The ability to generate realistic data at scale could help close this gap. Engineers could use digital twins to train and test error correction methods before deploying them on physical devices, potentially reducing development time and improving performance.
The work also highlights the growing role of classical computing infrastructure in advancing quantum technology. Rather than replacing classical systems, quantum development increasingly depends on them for simulation, optimization, and control.
In the paper, the researchers report that the simulation modeled a surface code circuit involving nearly 400 quantum operations, including single-qubit and two-qubit gates arranged in multiple layers. The researchers incorporated a range of realistic noise sources, such as energy loss, dephasing, and unwanted interactions between qubits.
They also included small calibration errors in control pulses to reflect imperfections in real hardware.
The simulation tracked both the measured outputs of the system and the underlying “true” state of the qubits, something that is not directly accessible in experiments.
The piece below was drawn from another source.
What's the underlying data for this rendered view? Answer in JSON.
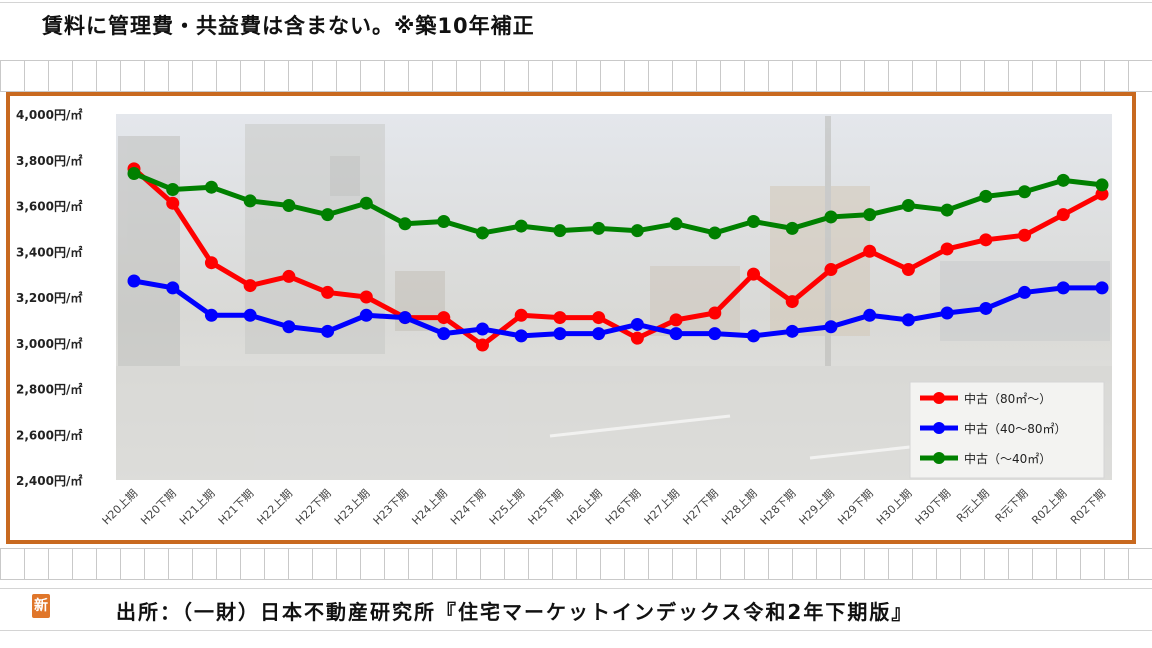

This allowed the team to compare how accurately the system’s measurements reflected the actual errors.
To ensure statistical reliability, the researchers ran multiple independent simulations and averaged the results.
Limits and Future Work
It’s important to note that although this is an advance, the approach remains an approximation. Like all Monte Carlo methods, it relies on sampling, which introduces statistical uncertainty. Increasing accuracy requires more samples, which in turn increases computational cost.
The noise model used in the study, while realistic, was not calibrated to a specific quantum device. As a result, the findings demonstrate general capabilities rather than performance on a particular system.
The simulations also focused on a single round of error correction. In practice, quantum computers must perform many such cycles, and errors can accumulate over time. Extending the approach to longer computations will be an important next step.
The researchers say they plan to expand the digital twin framework by incorporating richer and more device-specific error models. They also aim to use the simulated data to develop and evaluate more advanced error correction software.
Another goal is to link improvements in simulation and decoding directly to measurable gains in hardware performance. This would allow researchers to test design changes in simulation before implementing them in physical systems.
The broader implication is a tighter feedback loop between hardware and software development in quantum computing. By aligning simulations more closely with real devices, digital twins could help guide decisions about architecture, calibration, and system design.